Es ist ein Unterschied, ob man auf seinem Fahrrad sitzt und in die Pedalen tritt oder ob man nur einen Fuß auf einem Pedal hat, sich abstößt und sein Rad als Tretroller nutzt. Das eine ist in der Fußgängerzone verboten, das andere nicht.

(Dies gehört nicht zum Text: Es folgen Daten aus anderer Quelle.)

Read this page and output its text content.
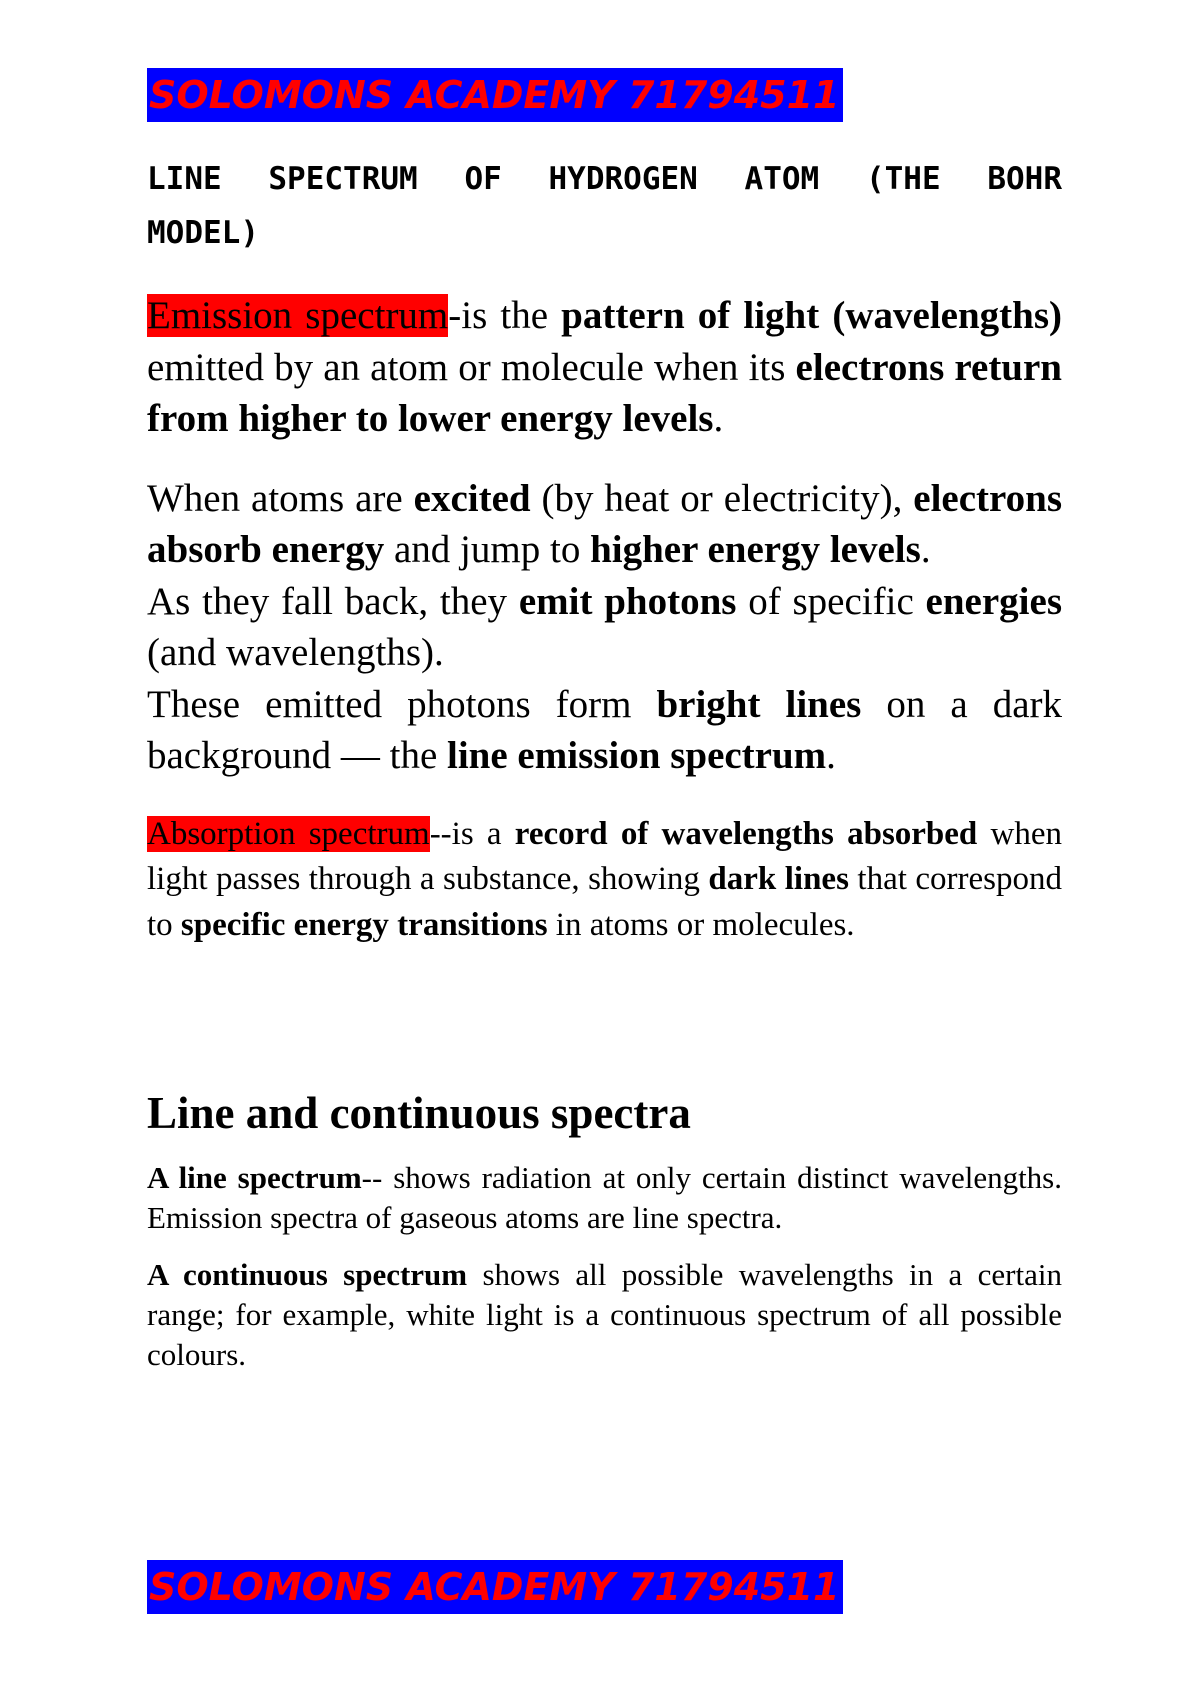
SOLOMONS ACADEMY 71794511
LINE SPECTRUM OF HYDROGEN ATOM (THE BOHR MODEL)

Emission spectrum-is the pattern of light (wavelengths) emitted by an atom or molecule when its electrons return from higher to lower energy levels.

When atoms are excited (by heat or electricity), electrons absorb energy and jump to higher energy levels.
As they fall back, they emit photons of specific energies (and wavelengths).
These emitted photons form bright lines on a dark background — the line emission spectrum.

Absorption spectrum--is a record of wavelengths absorbed when light passes through a substance, showing dark lines that correspond to specific energy transitions in atoms or molecules.

Line and continuous spectra

A line spectrum-- shows radiation at only certain distinct wavelengths. Emission spectra of gaseous atoms are line spectra.

A continuous spectrum shows all possible wavelengths in a certain range; for example, white light is a continuous spectrum of all possible colours.

SOLOMONS ACADEMY 71794511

Nach Auskunft von ARAG Experten dürfen Radler nämlich durch eine solche Zone rollern, um schneller voranzukommen. Denn Tretroller sind laut Straßenverkehrsordnung keine Fahrzeuge, sondern Fortbewegungsmittel, die zum Fußgängerverkehr gehören. Voraussetzung: Die Straße muss relativ leer und beide Hände müssen am Lenkrad sein, man darf nicht auf dem Sattel sitzen und die Pedalen nicht als Antrieb nutzen.

Und natürlich muss auf Fußgänger Rücksicht genommen werden. Denn wer sie durch sein Rollern belästigt, behindert, gefährdet oder schädigt, muss ein Verwarngeld von bis zu 35 Euro zahlen. Da ist sogar das herkömmliche Radeln in der Fußgängerzone günstiger: Hierfür werden lediglich 15 Euro fällig.